Any way to speed up sorting a dataframe? A more efficient sortperm would be great

Consideirng a DataFrame

using DataFrames
using Random: randstring
M = 100_000_000
str_base = [randstring(8) for i in 1:1_000_000]
df = DataFrame(int = rand(Int32, M), float=rand(M), str = rand(str_base, M))

@time sort!(df, :int); 
# 80s on my machine

@time sort!(df, :str); 
# 170son my machine

using CSV
CSV.write("tmp.csv", df)

The same operation using R’s data.table is like 3s

library(data.table)
df = fread("tmp.csv")
setkey(df, "int") 
# 3s 

setkey(df, "str") 
# 25s 

So based on this the performance of data.table is still much better.

Now the sort! algorithm is really simple which I can replicate here

]add https://github.com/xiaodaigh/SortingLab.jl
using SortingLab
using Base.Threads: @spawn
function another_sort!(df, col)
    @time ordering = fsortperm(df[!, col])
    channel_lock = Channel{Bool}(length(names(df)))
    for c in names(df)
        @spawn begin
            v = df[!, c]
            @inbounds v = v[ordering]
            put!(channel_lock, true)
        end
    end
    for _ in names(df)
        take!(channel_lock)
    end
    df
end

@time another_sort!(df, :int); # sortperm is 10s total 12s~18s
@time another_sort!(df, :str); # sortperm is 10s total 12s~18s

You can see that (f)sortperm takes 10s. So using a more optimise sortperm like SortingLab.fsortperm can get much better results already.
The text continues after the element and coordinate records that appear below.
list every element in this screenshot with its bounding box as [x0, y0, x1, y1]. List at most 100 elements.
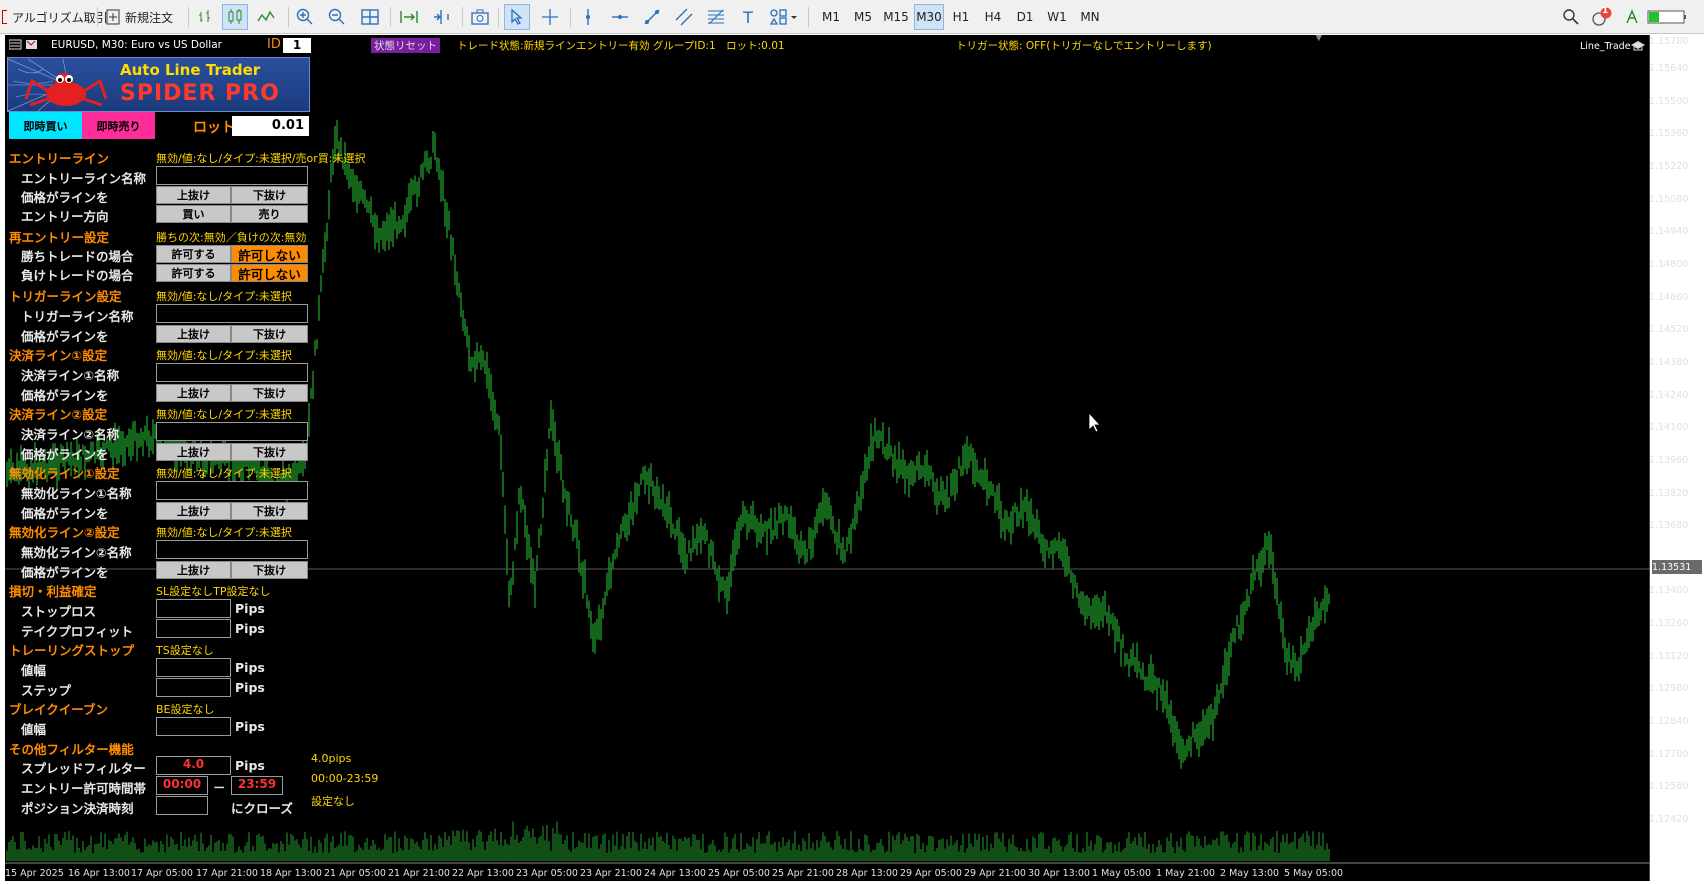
- signal-icon[interactable]: [1622, 4, 1642, 30]
- timeframe-m30[interactable]: M30: [914, 4, 944, 30]
- win-deny-button[interactable]: 許可しない: [231, 245, 308, 263]
- search-icon[interactable]: [1560, 4, 1582, 30]
- trigger-break-down-button[interactable]: 下抜け: [231, 325, 308, 343]
- trailing-width-label: 値幅: [21, 663, 47, 678]
- timeframe-mn[interactable]: MN: [1074, 4, 1106, 30]
- time-tick-label: 22 Apr 13:00: [452, 868, 514, 879]
- time-tick-label: 21 Apr 21:00: [388, 868, 450, 879]
- candlestick-icon[interactable]: [222, 4, 248, 30]
- timeframe-m15[interactable]: M15: [880, 4, 912, 30]
- entry-sell-button[interactable]: 売り: [231, 205, 308, 223]
- trigger-break-up-button[interactable]: 上抜け: [156, 325, 231, 343]
- buy-now-button[interactable]: 即時買い: [9, 112, 82, 139]
- price-tick-label: 1.12560: [1649, 781, 1689, 792]
- trailing-step-label: ステップ: [21, 683, 72, 698]
- price-tick-label: 1.13680: [1649, 520, 1689, 531]
- stoploss-input[interactable]: [156, 599, 231, 618]
- close-time-input[interactable]: [156, 796, 208, 815]
- invalid2-break-down-button[interactable]: 下抜け: [231, 561, 308, 579]
- timeframe-m1[interactable]: M1: [816, 4, 846, 30]
- trailing-step-input[interactable]: [156, 678, 231, 697]
- sell-now-button[interactable]: 即時売り: [82, 112, 155, 139]
- price-tick-label: 1.13820: [1649, 488, 1689, 499]
- timeframe-m5[interactable]: M5: [848, 4, 878, 30]
- line-chart-icon[interactable]: [254, 4, 278, 30]
- shapes-dropdown-icon[interactable]: [766, 4, 802, 30]
- timeframe-d1[interactable]: D1: [1010, 4, 1040, 30]
- notification-count: 1: [1602, 6, 1609, 16]
- new-order-button[interactable]: 新規注文: [106, 4, 173, 30]
- ea-name-label: Line_Trade: [1580, 41, 1631, 52]
- price-tick-label: 1.14240: [1649, 390, 1689, 401]
- entry-time-start-input[interactable]: 00:00: [156, 776, 208, 795]
- price-tick-label: 1.15500: [1649, 96, 1689, 107]
- spider-logo-icon: [8, 59, 108, 111]
- settle1-name-label: 決済ライン①名称: [21, 368, 120, 383]
- time-tick-label: 28 Apr 13:00: [836, 868, 898, 879]
- invalid1-name-input[interactable]: [156, 481, 308, 500]
- timeframe-h4[interactable]: H4: [978, 4, 1008, 30]
- settle1-name-input[interactable]: [156, 363, 308, 382]
- trigger-line-name-input[interactable]: [156, 304, 308, 323]
- entry-buy-button[interactable]: 買い: [156, 205, 231, 223]
- algo-trading-label: アルゴリズム取引: [12, 10, 108, 25]
- lose-allow-button[interactable]: 許可する: [156, 264, 231, 282]
- channel-icon[interactable]: [672, 4, 696, 30]
- crosshair-icon[interactable]: [538, 4, 562, 30]
- time-tick-label: 5 May 05:00: [1284, 868, 1344, 879]
- time-tick-label: 24 Apr 13:00: [644, 868, 706, 879]
- invalid1-break-up-button[interactable]: 上抜け: [156, 502, 231, 520]
- entry-time-dash: －: [213, 780, 226, 795]
- lot-input[interactable]: 0.01: [232, 116, 309, 136]
- invalid1-break-down-button[interactable]: 下抜け: [231, 502, 308, 520]
- notifications-icon[interactable]: 1: [1590, 4, 1614, 30]
- cursor-icon[interactable]: [504, 4, 530, 30]
- spider-pro-panel: Auto Line Trader SPIDER PRO 即時買い 即時売り ロッ…: [5, 35, 378, 881]
- time-tick-label: 23 Apr 21:00: [580, 868, 642, 879]
- chart-shift-icon[interactable]: [428, 4, 454, 30]
- win-allow-button[interactable]: 許可する: [156, 245, 231, 263]
- fibonacci-icon[interactable]: [704, 4, 728, 30]
- entry-time-end-input[interactable]: 23:59: [231, 776, 283, 795]
- price-tick-label: 1.13120: [1649, 651, 1689, 662]
- screenshot-icon[interactable]: [468, 4, 492, 30]
- entry-break-up-button[interactable]: 上抜け: [156, 186, 231, 204]
- settle2-break-down-button[interactable]: 下抜け: [231, 443, 308, 461]
- price-chart[interactable]: EURUSD, M30: Euro vs US Dollar ID 1 状態リセ…: [5, 35, 1650, 881]
- tile-windows-icon[interactable]: [358, 4, 382, 30]
- invalid2-name-input[interactable]: [156, 540, 308, 559]
- entry-line-name-input[interactable]: [156, 166, 308, 185]
- chart-shift-marker-icon[interactable]: ▼: [1315, 35, 1323, 43]
- zoom-in-icon[interactable]: [293, 4, 317, 30]
- horizontal-line-icon[interactable]: [608, 4, 632, 30]
- breakeven-width-input[interactable]: [156, 717, 231, 736]
- zoom-out-icon[interactable]: [325, 4, 349, 30]
- settle1-break-down-button[interactable]: 下抜け: [231, 384, 308, 402]
- timeframe-h1[interactable]: H1: [946, 4, 976, 30]
- reset-state-button[interactable]: 状態リセット: [371, 38, 440, 53]
- auto-scroll-icon[interactable]: [396, 4, 422, 30]
- entry-break-down-button[interactable]: 下抜け: [231, 186, 308, 204]
- trailing-width-input[interactable]: [156, 658, 231, 677]
- bar-chart-icon[interactable]: [194, 4, 218, 30]
- timeframe-w1[interactable]: W1: [1042, 4, 1072, 30]
- mouse-pointer-icon: [1088, 411, 1101, 433]
- time-tick-label: 17 Apr 05:00: [131, 868, 193, 879]
- text-tool-icon[interactable]: T: [736, 4, 760, 30]
- price-tick-label: 1.13960: [1649, 455, 1689, 466]
- takeprofit-input[interactable]: [156, 619, 231, 638]
- invalid2-break-up-button[interactable]: 上抜け: [156, 561, 231, 579]
- entry-time-label: エントリー許可時間帯: [21, 781, 147, 796]
- entry-line-header: エントリーライン: [9, 151, 110, 166]
- settle2-name-input[interactable]: [156, 422, 308, 441]
- price-tick-label: 1.12420: [1649, 814, 1689, 825]
- settle2-break-up-button[interactable]: 上抜け: [156, 443, 231, 461]
- lose-deny-button[interactable]: 許可しない: [231, 264, 308, 282]
- algo-trading-button[interactable]: アルゴリズム取引: [2, 4, 108, 30]
- trendline-icon[interactable]: [640, 4, 664, 30]
- spread-filter-label: スプレッドフィルター: [21, 761, 146, 776]
- settle1-break-up-button[interactable]: 上抜け: [156, 384, 231, 402]
- price-tick-label: 1.12840: [1649, 716, 1689, 727]
- spread-filter-input[interactable]: 4.0: [156, 756, 231, 775]
- vertical-line-icon[interactable]: [576, 4, 600, 30]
The solution seems to be about finding a more efficient sortperm. For a start, perhaps adapting SortingLab.fsortperm would be a good start.

Since this is suggesting a very specific improvement to a package, opening a pull request or at least an issue there might be the best way to start a discussion about this.

Already discussed on slack.